The Trial Court ruled that Kania changed his domicile to Florida prior to 2001 and the Tax Bureau appealed to Commonwealth Court. A three-judge panel of Commonwealth Court distinguished Kania's case from another 2012 case, Hvizdak v. Commonwealth. Hvizdak was born and married in Pennsylvania and maintained a home for his wife and family in Pennsylvania where his two minor children attended school. Hvizdak claimed that in 2003 he changed his domicile to Florida where he also owned a home. He was not separated or divorced from his wife and he provided the entire support for his wife and children. His domicile change claim was denied even though he owned a house in Florida, held a Florida driver's license, had registered to vote in Florida, and had joined a number of social organizations in Florida.
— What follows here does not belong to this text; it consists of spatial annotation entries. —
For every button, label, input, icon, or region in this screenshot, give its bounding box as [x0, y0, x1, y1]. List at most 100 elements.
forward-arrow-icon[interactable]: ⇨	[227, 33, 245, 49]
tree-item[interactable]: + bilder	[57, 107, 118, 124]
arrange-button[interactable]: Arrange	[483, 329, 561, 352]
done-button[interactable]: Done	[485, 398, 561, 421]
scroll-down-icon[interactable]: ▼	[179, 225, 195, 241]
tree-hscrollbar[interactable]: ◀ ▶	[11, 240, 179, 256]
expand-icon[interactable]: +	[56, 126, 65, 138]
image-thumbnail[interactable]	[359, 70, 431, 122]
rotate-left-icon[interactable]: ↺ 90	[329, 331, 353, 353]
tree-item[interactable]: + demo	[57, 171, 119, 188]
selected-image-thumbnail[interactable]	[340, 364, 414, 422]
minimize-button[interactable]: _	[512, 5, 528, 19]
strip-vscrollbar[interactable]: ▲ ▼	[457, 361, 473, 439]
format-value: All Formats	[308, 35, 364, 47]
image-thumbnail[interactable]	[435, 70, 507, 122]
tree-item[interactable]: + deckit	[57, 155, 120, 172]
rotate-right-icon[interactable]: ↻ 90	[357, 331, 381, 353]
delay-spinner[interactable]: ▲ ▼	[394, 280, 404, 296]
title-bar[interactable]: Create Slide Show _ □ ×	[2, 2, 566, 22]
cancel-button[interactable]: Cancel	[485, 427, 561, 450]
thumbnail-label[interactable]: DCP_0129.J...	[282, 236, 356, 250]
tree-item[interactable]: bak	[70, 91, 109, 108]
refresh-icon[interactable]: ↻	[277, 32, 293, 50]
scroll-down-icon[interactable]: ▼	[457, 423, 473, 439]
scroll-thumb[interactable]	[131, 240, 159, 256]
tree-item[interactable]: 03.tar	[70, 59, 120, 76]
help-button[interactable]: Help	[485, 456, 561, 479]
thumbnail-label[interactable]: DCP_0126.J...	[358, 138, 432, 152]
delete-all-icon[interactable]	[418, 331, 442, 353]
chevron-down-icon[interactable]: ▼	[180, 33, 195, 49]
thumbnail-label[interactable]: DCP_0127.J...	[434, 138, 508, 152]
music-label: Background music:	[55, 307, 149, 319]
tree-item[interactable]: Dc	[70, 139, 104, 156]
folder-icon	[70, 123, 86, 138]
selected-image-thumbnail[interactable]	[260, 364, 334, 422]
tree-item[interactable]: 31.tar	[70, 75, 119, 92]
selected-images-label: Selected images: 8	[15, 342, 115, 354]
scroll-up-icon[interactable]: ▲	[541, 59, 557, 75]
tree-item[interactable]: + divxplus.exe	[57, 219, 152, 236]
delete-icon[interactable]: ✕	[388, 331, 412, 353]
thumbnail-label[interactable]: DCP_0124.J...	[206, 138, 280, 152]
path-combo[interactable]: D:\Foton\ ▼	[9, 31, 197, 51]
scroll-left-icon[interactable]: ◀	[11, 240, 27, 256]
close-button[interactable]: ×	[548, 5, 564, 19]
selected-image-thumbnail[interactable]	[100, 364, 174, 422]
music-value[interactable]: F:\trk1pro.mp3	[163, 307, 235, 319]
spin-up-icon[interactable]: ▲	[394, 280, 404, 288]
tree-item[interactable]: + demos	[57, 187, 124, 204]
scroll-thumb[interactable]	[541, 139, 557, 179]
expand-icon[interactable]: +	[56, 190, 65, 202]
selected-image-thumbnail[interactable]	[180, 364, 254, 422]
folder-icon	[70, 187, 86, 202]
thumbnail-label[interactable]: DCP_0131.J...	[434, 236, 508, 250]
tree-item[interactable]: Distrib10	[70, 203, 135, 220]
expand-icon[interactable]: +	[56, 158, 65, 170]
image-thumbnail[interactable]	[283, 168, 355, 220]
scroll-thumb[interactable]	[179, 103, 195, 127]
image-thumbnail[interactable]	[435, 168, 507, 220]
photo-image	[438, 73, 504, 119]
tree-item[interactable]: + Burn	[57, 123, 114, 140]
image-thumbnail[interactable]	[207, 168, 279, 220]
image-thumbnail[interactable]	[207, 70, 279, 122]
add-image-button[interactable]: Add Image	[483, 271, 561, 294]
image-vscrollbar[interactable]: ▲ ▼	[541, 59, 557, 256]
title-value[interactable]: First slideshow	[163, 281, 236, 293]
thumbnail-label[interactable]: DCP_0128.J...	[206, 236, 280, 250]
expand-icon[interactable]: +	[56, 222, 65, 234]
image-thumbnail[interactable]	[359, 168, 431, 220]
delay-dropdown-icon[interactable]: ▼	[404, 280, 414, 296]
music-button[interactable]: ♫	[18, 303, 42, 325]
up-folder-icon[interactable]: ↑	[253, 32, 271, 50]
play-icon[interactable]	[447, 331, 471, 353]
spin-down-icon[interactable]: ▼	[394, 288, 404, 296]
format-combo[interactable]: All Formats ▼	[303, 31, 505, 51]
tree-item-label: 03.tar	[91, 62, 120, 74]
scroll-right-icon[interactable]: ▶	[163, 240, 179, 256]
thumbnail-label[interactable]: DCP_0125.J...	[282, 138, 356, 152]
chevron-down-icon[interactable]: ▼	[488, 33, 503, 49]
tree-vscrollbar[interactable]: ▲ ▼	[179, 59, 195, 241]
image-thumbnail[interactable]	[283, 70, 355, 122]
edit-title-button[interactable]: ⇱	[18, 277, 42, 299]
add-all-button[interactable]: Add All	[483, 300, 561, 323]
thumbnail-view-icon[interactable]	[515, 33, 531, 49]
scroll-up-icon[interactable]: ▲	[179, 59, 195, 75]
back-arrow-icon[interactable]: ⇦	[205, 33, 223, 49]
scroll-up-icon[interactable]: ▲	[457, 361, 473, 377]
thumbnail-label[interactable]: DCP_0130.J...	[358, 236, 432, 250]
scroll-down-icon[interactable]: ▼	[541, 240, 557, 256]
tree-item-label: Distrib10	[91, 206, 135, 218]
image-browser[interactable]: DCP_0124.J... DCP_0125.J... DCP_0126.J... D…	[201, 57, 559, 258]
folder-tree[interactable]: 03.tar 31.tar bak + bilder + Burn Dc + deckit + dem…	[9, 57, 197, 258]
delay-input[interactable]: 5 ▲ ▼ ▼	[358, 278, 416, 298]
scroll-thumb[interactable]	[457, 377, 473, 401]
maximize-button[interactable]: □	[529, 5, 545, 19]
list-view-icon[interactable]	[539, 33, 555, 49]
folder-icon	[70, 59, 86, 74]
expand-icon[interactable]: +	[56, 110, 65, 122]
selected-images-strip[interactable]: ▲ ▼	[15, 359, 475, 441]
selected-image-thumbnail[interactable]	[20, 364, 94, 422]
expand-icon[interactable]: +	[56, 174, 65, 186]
The fact that Hvizdak had more than $24,000,000 of income in 2004, the year following his claimed domicile change, may have had some influence on the Court's decision that he did not prove an intention to change his domicile from Pennsylvania to Florida.

The law that authorizes local governments to impose an income tax provides that domicile is the place where a person lives and has a permanent home and to which the person has the intention of returning whenever absent. The Tax Bureau argued in Commonwealth Court that the Trial Court was wrong because of Kania's practice of returning to his home in Pennsylvania after his absences and that his evidence did not prove a change in his state of domicile. Commonwealth Court ruled that Kania's testimony and the documentary evidence he provided amply supported the Trial Court's finding, concluding that he proved his case by showing that he lived in Florida the majority of the time, changed his voter registration in 1998, voted in every Florida election since 1998, resigned from the boards of numerous Pennsylvania authorities and became active in a number of Florida organizations. The Court noted that unlike Hvizdak, Kania and his wife live together in Florida. Southwest Regional Tax Bureau v. Kania, (July 26, 2012).

Proving a change in domicile for a person who continues to maintain a home in the state in which he claims he is no longer domiciled is always an uphill task. Here, it appears that Kania came across as a believable witness who was not claiming a change in domicile to avoid paying tax on a large one-time gain. Taxpayers claiming a change in domicile for the year of or after a large one-time gain generally find that hill to be steeper than it was for Kania because they cannot show a long-term history in their claimed state of domicile.